Toxicity is not limited to ingestion, but also passes through contact with the skin, albeit to a lesser extent. This is why it must be handled with gloves and it is not necessary to put your hands on the earth where the granular bait was spread.

The waiting period

The shortage period is indicated on the packaging of each snail killer: these are the days that must be allowed to pass from using the product to consuming the vegetables. Often the time indicated is 20 days, an absurd time frame for fast crops such as salads, which practically reach harvest.

Unfortunately, too often in garden centers they still recommend metaldehyde-based products without reserve, omitting the consequences that they can bring. The majority of people who use granular bait do not care about the shortage period and out of ignorance spread the bait even just before picking.

A precaution

Anyone who wants to make an organic garden must give up metaldehyde, without compromise. If someone is not convinced to do so, there is a useful precaution to limit the damage of the poison: the Lima Trap dispenser. This simple system allows to avoid direct contact between the poisonous granules and the ground, the upper cover prevents rain from spreading the product.
Lima Trap has the great advantage of limiting waste of bait, for this purpose it can also be used with organic snail killer (recommended).

The poisoning of animals

Metaldehyde poisoning is a frequent cause of death for pets, especially small and medium-sized dogs, which may be intrigued by the blue granules and who only need to ingest small quantities to be life threatening. Even the local fauna, if present in the area, is endangered by this pesticide.

Symptoms of poisoning manifest within a couple of hours of ingestion and consist of convulsions, tachycardia, tremors, diarrhea.
There are no antidotes that can save the animal, it must be taken urgently to the vet.

Alternatives to metaldehyde

Giving up metaldehyde does not mean letting snails devour the garden, there are also natural methods that allow you to safeguard crops, we talked about it in detail in the article on how to protect the garden from slugs.
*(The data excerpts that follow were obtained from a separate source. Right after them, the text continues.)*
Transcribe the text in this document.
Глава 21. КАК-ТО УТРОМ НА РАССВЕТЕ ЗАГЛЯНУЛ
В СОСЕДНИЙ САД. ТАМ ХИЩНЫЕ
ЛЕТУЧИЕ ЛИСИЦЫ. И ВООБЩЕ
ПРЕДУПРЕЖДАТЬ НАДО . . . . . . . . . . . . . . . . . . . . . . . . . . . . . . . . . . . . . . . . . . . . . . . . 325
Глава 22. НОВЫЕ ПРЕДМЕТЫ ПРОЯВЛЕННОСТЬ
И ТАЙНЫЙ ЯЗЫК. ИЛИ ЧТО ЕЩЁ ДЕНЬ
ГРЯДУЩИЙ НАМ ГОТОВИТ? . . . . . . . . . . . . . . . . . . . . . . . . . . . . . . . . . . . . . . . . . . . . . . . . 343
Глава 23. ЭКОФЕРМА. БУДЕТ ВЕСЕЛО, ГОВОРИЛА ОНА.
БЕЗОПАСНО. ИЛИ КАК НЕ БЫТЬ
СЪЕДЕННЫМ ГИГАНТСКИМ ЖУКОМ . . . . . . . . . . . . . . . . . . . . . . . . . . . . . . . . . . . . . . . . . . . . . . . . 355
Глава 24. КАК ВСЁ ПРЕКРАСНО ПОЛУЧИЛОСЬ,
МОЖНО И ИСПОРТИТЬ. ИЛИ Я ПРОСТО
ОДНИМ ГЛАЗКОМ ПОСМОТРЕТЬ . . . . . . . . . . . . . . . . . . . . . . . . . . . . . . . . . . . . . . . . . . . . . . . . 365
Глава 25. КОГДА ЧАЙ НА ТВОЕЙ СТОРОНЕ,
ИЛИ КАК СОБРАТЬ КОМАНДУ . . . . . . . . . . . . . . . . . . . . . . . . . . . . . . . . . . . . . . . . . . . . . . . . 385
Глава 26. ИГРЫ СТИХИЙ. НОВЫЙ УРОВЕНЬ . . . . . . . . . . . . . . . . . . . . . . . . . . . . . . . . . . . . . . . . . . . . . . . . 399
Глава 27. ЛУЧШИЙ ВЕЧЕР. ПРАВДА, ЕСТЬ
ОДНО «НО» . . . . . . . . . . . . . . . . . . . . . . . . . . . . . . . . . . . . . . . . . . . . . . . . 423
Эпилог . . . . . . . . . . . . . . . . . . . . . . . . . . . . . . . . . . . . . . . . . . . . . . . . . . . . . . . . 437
On a small scale, the defense can be based on barriers made with dusty substances and also on the manual collection of snails, a system too often underestimated. Another good method is beer traps, which are simple and effective.

There is also a biological snail killer, capable of replacing the conventional one with equal effectiveness.

The biological snail killer

For those who have little time and do not want to try their hand at natural defenses that require constancy and time, there is also an organic snail killer on the market.
They are colored granules similar to those of the poisonous pesticide both in appearance and effectiveness.

This bait allowed in bio is based on ferric phosphate, a substance that affects the nutritional system of snails. In this way, gastropods can be targeted in a selective and environmentally friendly way. Once the ferric phosphate degrades in the environment, it leaves nutrient microelements useful for the plants, thus enriching the soil.

The disadvantage of this product can be in the cost, in this regard the aforementioned Lima Trap dispenser is useful which prolongs its duration and therefore allows good savings.

Video: MFG 2016: 1 of 8 Garden Pests and Diseases - Slug u0026 Snail DamageTreatment with Iron Phosphate (October 2021).